Crossing Shifted Moats: Replacing Old Bridges with New Tunnels to Confidential Containers
Abstract
The CoCo project, as an open-source community initiative, inherits the system architecture of Kata Containers while integrating confidential computing to protect cloud-native container workloads. However, there exists a misalignment in the threat model and TCB between Kata Containers and confidential computing. The shifted trust boundaries could potentially expose a range of vulnerabilities, particularly in scenarios where a malicious actor on the host gains access to the CoCo's unprotected control interface. This paper conducts a thorough examination of CoCo's system architecture, exploring the attack surface resulting from the discord in trust boundaries. We have assessed all API endpoints of CoCo's control interface, categorizing them based on their security properties.
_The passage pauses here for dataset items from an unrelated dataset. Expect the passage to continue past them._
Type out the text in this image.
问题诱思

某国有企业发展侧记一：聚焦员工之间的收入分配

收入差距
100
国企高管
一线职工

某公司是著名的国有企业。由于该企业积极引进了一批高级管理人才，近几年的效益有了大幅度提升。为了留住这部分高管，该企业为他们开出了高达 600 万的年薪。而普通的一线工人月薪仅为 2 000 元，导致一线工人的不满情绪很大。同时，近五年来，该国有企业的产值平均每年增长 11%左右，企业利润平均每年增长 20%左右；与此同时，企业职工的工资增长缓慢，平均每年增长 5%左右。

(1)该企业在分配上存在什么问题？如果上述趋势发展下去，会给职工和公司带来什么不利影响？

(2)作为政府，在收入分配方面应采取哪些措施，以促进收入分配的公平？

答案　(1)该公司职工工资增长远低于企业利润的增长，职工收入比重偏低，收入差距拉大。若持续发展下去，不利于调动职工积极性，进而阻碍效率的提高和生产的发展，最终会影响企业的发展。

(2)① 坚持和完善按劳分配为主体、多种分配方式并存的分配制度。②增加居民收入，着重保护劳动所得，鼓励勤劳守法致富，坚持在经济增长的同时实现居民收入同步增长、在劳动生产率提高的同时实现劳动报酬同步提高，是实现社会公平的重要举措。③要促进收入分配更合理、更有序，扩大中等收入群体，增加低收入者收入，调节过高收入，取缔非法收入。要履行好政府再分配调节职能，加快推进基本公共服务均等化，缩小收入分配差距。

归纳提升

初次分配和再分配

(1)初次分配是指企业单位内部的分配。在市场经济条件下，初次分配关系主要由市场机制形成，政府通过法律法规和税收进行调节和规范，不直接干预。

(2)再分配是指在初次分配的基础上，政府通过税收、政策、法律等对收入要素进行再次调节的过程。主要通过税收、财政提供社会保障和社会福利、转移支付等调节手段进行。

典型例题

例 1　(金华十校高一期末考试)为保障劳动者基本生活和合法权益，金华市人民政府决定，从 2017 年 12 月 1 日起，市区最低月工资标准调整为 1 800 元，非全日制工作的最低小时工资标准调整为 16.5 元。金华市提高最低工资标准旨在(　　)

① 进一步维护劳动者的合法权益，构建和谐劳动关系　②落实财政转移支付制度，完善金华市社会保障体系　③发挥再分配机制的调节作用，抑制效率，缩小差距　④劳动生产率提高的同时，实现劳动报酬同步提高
Drawing from these insights, we have developed a bifurcation approach to splitting CoCo's control interface. This involves establishing an owner-side controller and minimizing the capabilities of the existing host-side controller. Under this framework, the host-side controller is exclusively responsible for allocating and recycling compute resources, while dedicated workload owners can directly manage their containers through alternative secure tunnels. This approach ensures seamless integration with cloud-native orchestration layers and aligns CoCo with the threat model of confidential computing. By doing so, it effectively prevents untrusted hosts from accessing confidential data and interfering with the execution of workloads within protected domains.